L’enseigne de prêt-à-porter féminin n’aura finalement pas reçu le soutien financier de la Financière Immobilière Bordelaise, son actionnaire. Un premier revers pour Michel Ohayon, président de la holding, après les rachats successifs de Gap France et Go Sport.
Camaïeu vient d’être placée en liquidation judiciaire.
Le tribunal de commerce de Lille a tranché. Alors que la direction avait demandé la poursuite de la période d’observation jusqu’à janvier 2023, le Procureur de la République a estimé, selon la CFDT,
“que dans la mesure où Camaïeu, avait dès l’ouverture de la procédure de redressement, continué à créer de la dette, sa reprise ou son redressement paraissait compromis dès cette date.” Ce sont ainsi près de
515 magasins pour 2 500 salariés concernés par cette décision de justice. L’affaire était dès le départ mal embarquée. La direction annonçant qu’elle ne pouvait pas financer la suite de la période d’observation (90 millions d’euros). La CFDT précisait d’ailleurs que cette dernière n’était en mesure d’avoir un apport financier de seulement 14 millions d’euros. Certes, des contacts ont été pris auprès des pouvoirs publics pour obtenir, sous forme d’avance,
un financement complémentaire de 48 millions d’euros. Sans succès. L’actionnaire, selon la CFDT, ayant choisi également de ne pas remettre au pot. Ce dernier estimant que
“le plan de continuation n’était de toute façon pas viable.” Pour rappel, la société Hermione, branche retail de la holding Financière Immobilière Bordelaise (propriété de l’homme d’affaires Michel Ohayon), s’était emparée de la marque Camaïeu en août 2020.
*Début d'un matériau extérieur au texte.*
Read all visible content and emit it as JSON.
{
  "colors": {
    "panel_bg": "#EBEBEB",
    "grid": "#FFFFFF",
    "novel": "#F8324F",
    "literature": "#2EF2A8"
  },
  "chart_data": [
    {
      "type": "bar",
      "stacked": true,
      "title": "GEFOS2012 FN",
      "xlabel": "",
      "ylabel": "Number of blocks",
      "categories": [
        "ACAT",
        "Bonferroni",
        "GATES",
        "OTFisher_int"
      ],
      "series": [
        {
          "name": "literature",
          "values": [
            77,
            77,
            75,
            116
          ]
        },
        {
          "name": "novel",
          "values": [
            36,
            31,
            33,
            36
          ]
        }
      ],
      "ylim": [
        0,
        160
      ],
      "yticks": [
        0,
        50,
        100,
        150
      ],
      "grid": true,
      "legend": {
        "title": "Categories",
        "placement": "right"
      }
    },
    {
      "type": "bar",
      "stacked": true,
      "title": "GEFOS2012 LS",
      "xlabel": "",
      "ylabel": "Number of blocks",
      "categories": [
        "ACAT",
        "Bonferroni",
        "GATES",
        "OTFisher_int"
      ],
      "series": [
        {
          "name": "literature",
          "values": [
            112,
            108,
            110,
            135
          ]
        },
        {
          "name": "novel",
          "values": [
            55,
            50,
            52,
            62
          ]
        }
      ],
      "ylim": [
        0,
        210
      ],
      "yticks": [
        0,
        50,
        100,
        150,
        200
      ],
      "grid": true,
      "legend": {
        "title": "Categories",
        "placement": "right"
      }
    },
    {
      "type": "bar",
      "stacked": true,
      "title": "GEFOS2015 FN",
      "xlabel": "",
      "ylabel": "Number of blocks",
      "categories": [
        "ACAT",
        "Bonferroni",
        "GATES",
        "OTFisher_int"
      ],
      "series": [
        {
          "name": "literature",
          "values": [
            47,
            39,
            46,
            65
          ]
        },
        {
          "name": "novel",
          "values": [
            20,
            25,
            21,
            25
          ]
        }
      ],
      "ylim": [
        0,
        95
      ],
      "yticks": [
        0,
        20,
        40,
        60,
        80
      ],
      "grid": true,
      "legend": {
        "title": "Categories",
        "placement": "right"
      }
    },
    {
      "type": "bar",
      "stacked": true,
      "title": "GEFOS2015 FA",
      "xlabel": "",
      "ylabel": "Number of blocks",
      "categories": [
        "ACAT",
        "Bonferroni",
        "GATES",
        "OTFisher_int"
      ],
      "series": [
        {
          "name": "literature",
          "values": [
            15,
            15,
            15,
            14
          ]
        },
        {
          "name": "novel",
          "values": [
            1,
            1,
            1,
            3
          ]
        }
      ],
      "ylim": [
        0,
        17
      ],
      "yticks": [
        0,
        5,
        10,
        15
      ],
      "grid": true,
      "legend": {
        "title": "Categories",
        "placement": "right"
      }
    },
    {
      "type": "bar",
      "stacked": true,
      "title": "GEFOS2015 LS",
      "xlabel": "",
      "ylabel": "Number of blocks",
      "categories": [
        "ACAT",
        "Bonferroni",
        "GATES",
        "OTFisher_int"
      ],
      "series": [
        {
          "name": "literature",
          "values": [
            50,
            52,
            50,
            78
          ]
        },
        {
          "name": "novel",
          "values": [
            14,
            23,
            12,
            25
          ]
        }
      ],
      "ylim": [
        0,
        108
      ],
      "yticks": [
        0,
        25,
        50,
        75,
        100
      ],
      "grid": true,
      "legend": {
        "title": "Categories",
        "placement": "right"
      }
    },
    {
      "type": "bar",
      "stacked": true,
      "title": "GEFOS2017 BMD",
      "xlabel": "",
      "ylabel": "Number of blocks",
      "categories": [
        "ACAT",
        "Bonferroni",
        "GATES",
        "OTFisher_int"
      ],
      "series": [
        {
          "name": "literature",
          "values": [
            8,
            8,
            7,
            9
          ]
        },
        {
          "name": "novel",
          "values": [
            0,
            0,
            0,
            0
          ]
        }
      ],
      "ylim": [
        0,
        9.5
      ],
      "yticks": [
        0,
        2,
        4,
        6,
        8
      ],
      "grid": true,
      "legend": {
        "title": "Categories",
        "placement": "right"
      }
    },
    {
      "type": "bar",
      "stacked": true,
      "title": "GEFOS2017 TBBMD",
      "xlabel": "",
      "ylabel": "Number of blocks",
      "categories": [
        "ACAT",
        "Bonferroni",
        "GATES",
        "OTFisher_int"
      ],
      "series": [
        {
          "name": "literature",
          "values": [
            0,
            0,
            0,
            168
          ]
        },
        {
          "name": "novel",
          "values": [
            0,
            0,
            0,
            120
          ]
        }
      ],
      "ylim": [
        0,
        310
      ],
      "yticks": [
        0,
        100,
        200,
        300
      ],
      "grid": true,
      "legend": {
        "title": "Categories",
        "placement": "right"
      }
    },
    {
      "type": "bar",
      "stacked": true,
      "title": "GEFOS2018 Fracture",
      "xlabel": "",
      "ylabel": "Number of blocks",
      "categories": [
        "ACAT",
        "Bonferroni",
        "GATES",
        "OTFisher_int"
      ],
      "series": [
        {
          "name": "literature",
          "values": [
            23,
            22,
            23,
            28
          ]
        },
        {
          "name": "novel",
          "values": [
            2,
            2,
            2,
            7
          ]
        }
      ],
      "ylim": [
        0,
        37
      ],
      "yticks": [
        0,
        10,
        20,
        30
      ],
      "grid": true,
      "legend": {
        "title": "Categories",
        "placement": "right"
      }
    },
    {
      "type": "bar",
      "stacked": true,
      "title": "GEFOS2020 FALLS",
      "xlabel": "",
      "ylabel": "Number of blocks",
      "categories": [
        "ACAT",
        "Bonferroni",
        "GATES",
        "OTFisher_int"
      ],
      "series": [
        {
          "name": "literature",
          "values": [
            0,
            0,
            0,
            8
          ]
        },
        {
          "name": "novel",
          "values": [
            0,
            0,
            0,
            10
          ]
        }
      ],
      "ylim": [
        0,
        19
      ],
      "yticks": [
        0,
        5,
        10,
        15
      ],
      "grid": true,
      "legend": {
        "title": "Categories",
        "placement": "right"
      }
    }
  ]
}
A noter que les administrateurs judiciaires ont sollicité
la poursuite de l’activité jusqu’à samedi soir 1er octobre afin de permettre pour l’essentiel de financer les mesures d’accompagnement du plan de sauvegarde de l’emploi.
Le montant du PSE a été évalué à 41,2 millions d’euros. Un sentiment de gâchis d’autant plus que l’enseigne venait très récemment de remporter le grand prix stratégie de la publicité 2022 via son agence Buzzman. Il semblerait que le mouvement des Gilets Jaunes, les grèves pour les retraites et bien évidemment la crise sanitaire aient été fatales à l’enseigne. C’est une grande déception pour Bouchra Roekens, déléguée CFDT et membre du CSE : “
Je suis chez Camaïeu depuis 18 ans. L’enseigne avait été reprise il y a deux ans. Moi, comme d’autres, on y croyait. À cette période, nous avions le sentiment d’être vraiment repartis. D’autant que la marque a une forte notoriété, qu’elle est historique et qu’elle parlait et savait parler aux françaises. Mais nous nous sommes rendu compte, au bout d’un an et demi, qu’il commençait à y avoir des signaux d’alarme. Les magasins ne recevaient pas la collection du moment au moment opportun. Il y avait des retards de collections. Ou bien nous recevions des collections qui ne ciblaient pas notre clientèle.” Et cette derniere d’ajouter :
“Nous avons été surpris d’apprendre le redressement de Camaïeu à la fin du mois de juillet 2022. Les administrateurs judiciaires nous ont alors expliqué la teneur financière de l’entreprise. Là, on nous a révélé l’ampleur des dettes qui s’élevaient à 250 millions d’euros.”
Un milieu de gamme en souffrance
Un premier échec donc pour la Financière Immobilière Bordelaise qui en quelques années avait annoncé, outre le rachat de Camaïeu,
la reprise de l’enseigne Go Sport ou encore de Gap France. Mais la reprise de l’enseigne aujourd’hui placée en liquidation judiciaire est synonyme surtout d’un secteur qui peine à se réinventer.
“Il y a clairement aujourd’hui trop d’offres par rapport à la demande. Rendez-vous qu’en compte qu’en 40 ans, le marché immobilier a augmenté de 5 % par an. C’est un des premiers postes de dépense des Français dont le budget n’est pas extensible. Ce naufrage de Camaïeu illustre surtout le fait que la part de gâteau dans l’habillement se réduit face à une concurrence de plus en plus féroce”, estime
Jérémie Herscovic. Et
le fondateur de SoCloz et expert du marché retail d’ajouter :
“Entre l’entrée de gamme dont la qualité s’est améliorée et une certaine offre dans le luxe désormais accessible, le milieu de gamme, ‘stuck in the middle’, souffre inévitablement. Typiquement Camaïeu. Mais ce n’est pas nouveau. Voilà plus de dix ans que l’enseigne est à la peine.” Dernier exemple en date d’un secteur fortement affaibli : le cas de l’enseigne de chaussures San Marina placée en redressement judiciaire le 20 septembre 2022.
Article réalisé en collaboration avec Valentine Puaux.